Weiße Fahne steckte am Besenstiel im Hosenbund
Im März 1945 marschierten die Amerikaner in Willich ein, wo ich mit meiner Mutter bei meinen Großeltern lebte. Die Soldaten schmissen uns aus dem Haus, jeder durfte nur eine Decke mitnehmen. Wir fanden Unterschlupf bei den Nachbarn. Nach einigen Tagen wollte mein Großvater draußen nach dem Rechten sehen. Er konnte wegen seines Asthmas nur langsam gehen und hatte das weiße Tuch vergessen, das anzeigte, dass man sich ergeben hatte. Die Amerikaner schossen auf ihn, er schaffte es noch zurück in den Keller unter der Scheune. Meine Mutter zog sofort ihre Jacke aus und stopfte sie in das große Loch in seinem Oberkörper. Ich, damals etwa sechs Jahre alt, musste mich umdrehen und hörte nur noch einen Rums. Mein Opa war umgefallen und tot. Wir banden an einen Besenstiel ein weißes Tuch und steckten es in den Hosenbund. Meine Oma, meine Mutter und ich trugen die Leiche dann in den Garten. Ich musste an den Füßen anpacken, wir mussten oft absetzen. An drei aufeinanderfolgenden Tagen gruben meine Mutter und ich für ihn das Grab auf dem Friedhof - immer das weiße Tuch im Hosenbund.
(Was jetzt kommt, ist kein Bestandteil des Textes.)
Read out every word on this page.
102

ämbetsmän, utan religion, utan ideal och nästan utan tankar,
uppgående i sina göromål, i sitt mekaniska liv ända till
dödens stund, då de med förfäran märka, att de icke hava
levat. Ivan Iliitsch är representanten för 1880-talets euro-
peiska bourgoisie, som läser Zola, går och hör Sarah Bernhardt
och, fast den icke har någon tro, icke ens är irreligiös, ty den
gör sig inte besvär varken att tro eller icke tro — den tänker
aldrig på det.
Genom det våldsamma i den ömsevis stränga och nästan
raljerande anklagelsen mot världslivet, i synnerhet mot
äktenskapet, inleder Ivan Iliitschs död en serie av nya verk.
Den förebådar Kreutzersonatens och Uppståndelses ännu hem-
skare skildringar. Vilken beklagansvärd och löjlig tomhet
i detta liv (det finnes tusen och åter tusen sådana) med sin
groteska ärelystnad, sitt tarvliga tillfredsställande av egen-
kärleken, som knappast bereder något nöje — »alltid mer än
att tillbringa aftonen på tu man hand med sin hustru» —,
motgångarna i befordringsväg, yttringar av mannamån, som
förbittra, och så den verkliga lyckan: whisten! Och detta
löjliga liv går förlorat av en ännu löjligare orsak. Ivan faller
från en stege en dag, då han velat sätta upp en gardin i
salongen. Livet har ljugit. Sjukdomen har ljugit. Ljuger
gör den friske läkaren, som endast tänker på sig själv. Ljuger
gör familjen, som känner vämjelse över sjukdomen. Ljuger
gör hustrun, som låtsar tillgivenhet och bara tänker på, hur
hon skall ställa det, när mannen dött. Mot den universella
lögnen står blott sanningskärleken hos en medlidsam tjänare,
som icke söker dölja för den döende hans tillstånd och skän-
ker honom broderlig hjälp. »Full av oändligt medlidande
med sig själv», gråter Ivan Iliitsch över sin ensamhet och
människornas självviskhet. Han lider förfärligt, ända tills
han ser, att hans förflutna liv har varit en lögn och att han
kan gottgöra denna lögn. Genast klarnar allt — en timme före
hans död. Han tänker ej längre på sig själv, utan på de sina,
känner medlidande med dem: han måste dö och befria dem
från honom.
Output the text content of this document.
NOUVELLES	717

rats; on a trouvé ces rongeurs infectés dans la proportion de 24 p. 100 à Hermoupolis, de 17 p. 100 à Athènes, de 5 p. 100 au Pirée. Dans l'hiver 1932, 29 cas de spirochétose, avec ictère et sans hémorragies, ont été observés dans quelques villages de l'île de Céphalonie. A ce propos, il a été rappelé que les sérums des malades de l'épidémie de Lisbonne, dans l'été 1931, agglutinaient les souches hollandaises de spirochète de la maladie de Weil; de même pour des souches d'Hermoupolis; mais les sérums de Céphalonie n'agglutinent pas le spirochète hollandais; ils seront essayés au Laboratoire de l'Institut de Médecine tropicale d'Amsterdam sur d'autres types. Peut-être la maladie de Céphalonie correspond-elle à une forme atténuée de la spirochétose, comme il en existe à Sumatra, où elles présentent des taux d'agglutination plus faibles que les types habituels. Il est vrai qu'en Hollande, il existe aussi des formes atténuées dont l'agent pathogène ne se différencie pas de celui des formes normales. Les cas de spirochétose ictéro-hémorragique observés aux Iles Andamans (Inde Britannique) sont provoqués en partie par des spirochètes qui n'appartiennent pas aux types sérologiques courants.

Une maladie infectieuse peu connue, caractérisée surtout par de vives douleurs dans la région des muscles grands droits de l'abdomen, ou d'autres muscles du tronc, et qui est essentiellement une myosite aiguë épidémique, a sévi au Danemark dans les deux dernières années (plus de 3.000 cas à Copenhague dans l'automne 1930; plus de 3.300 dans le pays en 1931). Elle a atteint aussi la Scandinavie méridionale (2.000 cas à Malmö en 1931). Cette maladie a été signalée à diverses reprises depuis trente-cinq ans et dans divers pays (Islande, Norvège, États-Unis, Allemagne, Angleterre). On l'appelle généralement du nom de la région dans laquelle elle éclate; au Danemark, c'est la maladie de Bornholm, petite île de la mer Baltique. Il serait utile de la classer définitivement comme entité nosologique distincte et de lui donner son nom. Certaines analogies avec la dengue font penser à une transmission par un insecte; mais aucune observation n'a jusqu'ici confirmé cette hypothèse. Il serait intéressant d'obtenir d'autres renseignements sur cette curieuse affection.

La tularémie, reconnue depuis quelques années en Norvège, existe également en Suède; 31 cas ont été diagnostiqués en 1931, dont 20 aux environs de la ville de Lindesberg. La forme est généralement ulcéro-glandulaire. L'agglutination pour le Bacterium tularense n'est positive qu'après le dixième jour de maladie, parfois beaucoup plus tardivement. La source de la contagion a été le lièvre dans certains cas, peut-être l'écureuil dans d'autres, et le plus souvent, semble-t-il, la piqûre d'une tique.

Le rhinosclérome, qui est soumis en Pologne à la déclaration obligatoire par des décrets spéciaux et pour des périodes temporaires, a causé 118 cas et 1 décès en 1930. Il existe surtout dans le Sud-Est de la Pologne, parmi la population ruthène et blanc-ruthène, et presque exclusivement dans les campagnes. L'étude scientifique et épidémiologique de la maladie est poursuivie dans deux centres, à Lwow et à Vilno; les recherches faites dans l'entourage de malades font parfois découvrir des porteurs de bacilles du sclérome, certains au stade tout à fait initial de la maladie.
Als das Loch tief genug war, wickelten wir ihn in ein Tuch, schafften ihn auf einen Leiterwagen und zogen ihn zum Grab. Als meine Mutter und meine Oma die Leiche hineinwarfen, musste ich mich wieder umdrehen. Den Rums des Aufpralls auf der Erde höre ich bis heute.
Beim Schreiben meiner Geschichte sind wieder viele Tränen geflossen. Auch nach 70 Jahren sind diese Ereignisse nicht verarbeitet.